In the discussion section, the paper highlights the evolution of machine learning (ML) techniques in diabetes detection, emphasizing the transition from simpler models like Logistic Regression and Decision Trees to more complex ensemble methods such as Random Forests and Gradient Boosting. Early models, while interpretable, struggled with the intricacies of medical data, particularly in imbalanced datasets where non-diabetic cases significantly outnumber diabetic ones.
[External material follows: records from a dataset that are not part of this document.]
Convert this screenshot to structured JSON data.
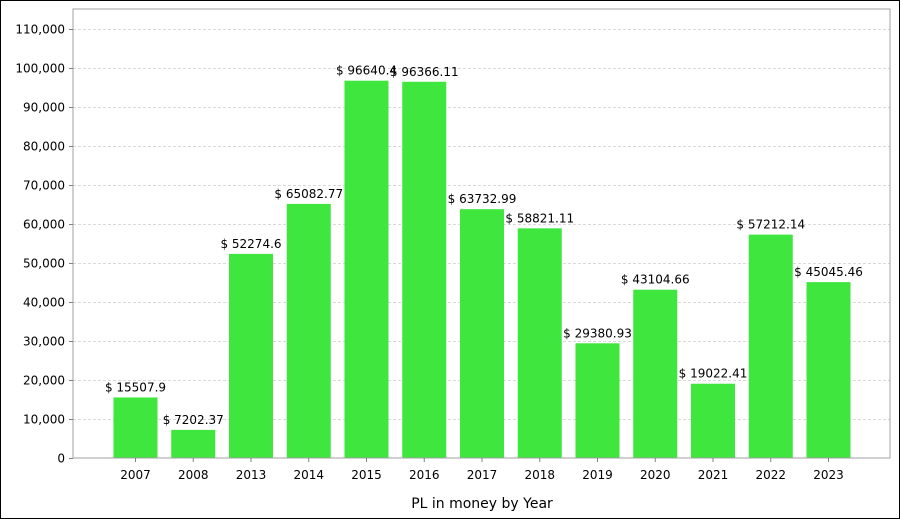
{
  "chart_data": {
    "type": "bar",
    "xlabel": "PL in money by Year",
    "ylabel": "",
    "ylim": [
      0,
      115000
    ],
    "yticks": [
      "0",
      "10,000",
      "20,000",
      "30,000",
      "40,000",
      "50,000",
      "60,000",
      "70,000",
      "80,000",
      "90,000",
      "100,000",
      "110,000"
    ],
    "ytick_values": [
      0,
      10000,
      20000,
      30000,
      40000,
      50000,
      60000,
      70000,
      80000,
      90000,
      100000,
      110000
    ],
    "grid": true,
    "categories": [
      "2007",
      "2008",
      "2013",
      "2014",
      "2015",
      "2016",
      "2017",
      "2018",
      "2019",
      "2020",
      "2021",
      "2022",
      "2023"
    ],
    "values": [
      15507.9,
      7202.37,
      52274.6,
      65082.77,
      96640.4,
      96366.11,
      63732.99,
      58821.11,
      29380.93,
      43104.66,
      19022.41,
      57212.14,
      45045.46
    ],
    "data_labels": [
      "$ 15507.9",
      "$ 7202.37",
      "$ 52274.6",
      "$ 65082.77",
      "$ 96640.4",
      "$ 96366.11",
      "$ 63732.99",
      "$ 58821.11",
      "$ 29380.93",
      "$ 43104.66",
      "$ 19022.41",
      "$ 57212.14",
      "$ 45045.46"
    ],
    "bar_color": "#3ee63e",
    "grid_color": "#d9d9d9"
  }
}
Recent advancements have incorporated ensemble methods and resampling techniques like SMOTE and ADASYN to enhance model sensitivity and classification accuracy. Notably, studies have demonstrated the effectiveness of combining these approaches, such as Ganie et al. (2023), who integrated SMOTE with ensemble methods to improve performance on diabetic datasets.

The paper also underscores the importance of model interpretability in clinical settings, where transparent decision-making is crucial. It references various interpretable models that have shown promise in identifying diabetes risk factors, alongside more complex models like artificial neural networks (ANNs) that have achieved notable accuracy improvements. Despite these advancements, the authors point out a gap in systematic comparisons of imbalance-handling strategies across multiple datasets, which their study aims to address. By evaluating a range of ML models and resampling methods across three prominent datasets—PIMA, Diabetes Dataset 2019, and BIT_2019—the study seeks to establish effective and generalizable strategies for diabetes detection, ultimately contributing to the development of reliable ML models in medical diagnostics.